User: "Replace all neon Tailwind colors with our sand palette across the site."

**Recon:** 45 files, 5 domains, 2 shared dependencies (a theme config + a shared `<Button>`). Build cmd: `npm run build`. Recommend Aggressive: 1 Foundation Agent + 5 L1 agents, 2-4 sub-agents each (~22 total).

**Wave 1 (Execute):** Foundation Agent updates the 2 shared files first. Then 5 L1 agents deploy in parallel, each fanning out to sub-agents. Reports: 43 modified, 2 skipped (already correct), 3 flags.

**Verify:** `git diff --stat` shows 42 files changed — one agent reported a file it never touched (phantom). Re-dispatched; now 43 confirmed. Build passes. 3 flags + 2 edge-case violations remain → Audit wave recommended.

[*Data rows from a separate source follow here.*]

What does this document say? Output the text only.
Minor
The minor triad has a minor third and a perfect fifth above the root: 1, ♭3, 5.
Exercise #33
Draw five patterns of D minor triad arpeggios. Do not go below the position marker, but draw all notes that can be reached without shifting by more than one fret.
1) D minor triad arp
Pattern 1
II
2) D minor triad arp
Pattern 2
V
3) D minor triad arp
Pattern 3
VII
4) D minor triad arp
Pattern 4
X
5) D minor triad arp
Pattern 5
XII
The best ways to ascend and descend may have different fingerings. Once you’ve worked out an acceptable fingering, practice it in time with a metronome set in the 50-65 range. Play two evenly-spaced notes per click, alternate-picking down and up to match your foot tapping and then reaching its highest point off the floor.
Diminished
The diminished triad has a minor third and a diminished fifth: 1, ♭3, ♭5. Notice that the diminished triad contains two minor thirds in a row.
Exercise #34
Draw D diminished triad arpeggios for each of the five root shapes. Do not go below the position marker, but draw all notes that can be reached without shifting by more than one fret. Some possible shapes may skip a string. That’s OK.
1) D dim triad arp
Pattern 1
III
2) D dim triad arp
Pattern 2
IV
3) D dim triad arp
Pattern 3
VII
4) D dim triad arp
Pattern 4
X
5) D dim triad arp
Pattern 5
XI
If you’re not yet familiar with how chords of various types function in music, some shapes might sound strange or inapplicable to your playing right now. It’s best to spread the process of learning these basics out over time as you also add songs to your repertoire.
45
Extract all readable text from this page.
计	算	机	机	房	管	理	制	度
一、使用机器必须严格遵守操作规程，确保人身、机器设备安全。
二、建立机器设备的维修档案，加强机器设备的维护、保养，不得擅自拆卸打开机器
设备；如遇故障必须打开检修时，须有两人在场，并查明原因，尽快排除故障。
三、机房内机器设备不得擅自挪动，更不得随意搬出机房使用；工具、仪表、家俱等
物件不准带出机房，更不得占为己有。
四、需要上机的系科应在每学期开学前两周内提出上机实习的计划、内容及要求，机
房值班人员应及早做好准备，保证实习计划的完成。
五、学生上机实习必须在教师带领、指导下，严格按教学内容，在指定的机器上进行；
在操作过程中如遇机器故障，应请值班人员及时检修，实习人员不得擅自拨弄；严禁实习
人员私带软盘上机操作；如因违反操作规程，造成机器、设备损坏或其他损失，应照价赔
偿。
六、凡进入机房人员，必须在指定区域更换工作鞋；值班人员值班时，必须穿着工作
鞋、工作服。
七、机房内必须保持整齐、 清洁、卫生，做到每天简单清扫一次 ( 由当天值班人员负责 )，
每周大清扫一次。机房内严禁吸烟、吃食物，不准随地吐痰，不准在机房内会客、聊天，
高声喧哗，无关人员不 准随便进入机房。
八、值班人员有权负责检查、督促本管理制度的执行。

**Wave 2 (Audit):** 3 fresh agents target the flagged files and violations. Fixed. Build clean, re-scan clean. 4 test files import the changed `<Button>` → Propagate recommended.

**Wave 3 (Propagate):** 3 agents update the 4 test files + 1 doc. Build still green.

**Final:** 3 waves, ~28 agents total, 48 files touched (diff-confirmed), 1 phantom caught, zero violations remaining, clean build. Rollback branch available.